A comprehensive example codes for extracting content from PDFs
Also, check -> Pdf Parsing Guide
- Multiple extraction methods with different tools/libraries:
- Cloud-based: Claude 3.5 Sonnet, GPT-4 Vision, Unstructured.io
- Local: Llama 3.2 11B, Docling, PDFium
- Specialized: Camelot (tables), PDFMiner (text), PDFPlumber (mixed), PyPdf etc
- Maintains document structure and formatting
- Handles complex PDFs with mixed content including extracting image data
- Claude 3.5 Sonnet: Excellent for complex PDFs with mixed content
- GPT-4 Vision: Excellent for visual content analysis
- Unstructured.io: Advanced content partitioning and classification
- llama-parse
- Amazon Textract: Advanced content partitioning and classification
- Llama 3.2 11B Vision: Good for Image-based PDF processing.
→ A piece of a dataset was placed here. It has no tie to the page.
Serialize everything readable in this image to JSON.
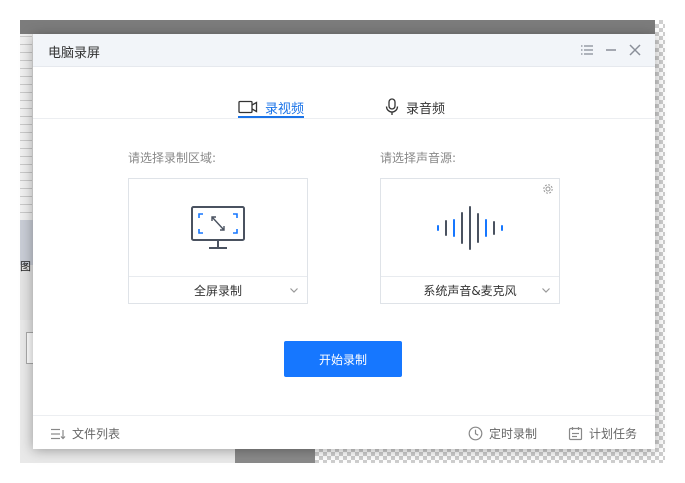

- Docling: Excellent for complex PDFs with mixed content. Docling simplifies document processing, parsing diverse formats — including advanced PDF understanding, and providing seamless integrations with the gen AI ecosystem.
- markitdown : Excellent for complex PDFs with mixed content. MarkItDown is a utility for converting various files to Markdown (e.g., for indexing, text analysis, etc). It supports: PDF, PowerPoint, Word, Excel, Images (EXIF metadata and OCR), Audio (EXIF metadata and speech transcription), HTML, Text-based formats (CSV, JSON, XML), ZIP files (iterates over contents)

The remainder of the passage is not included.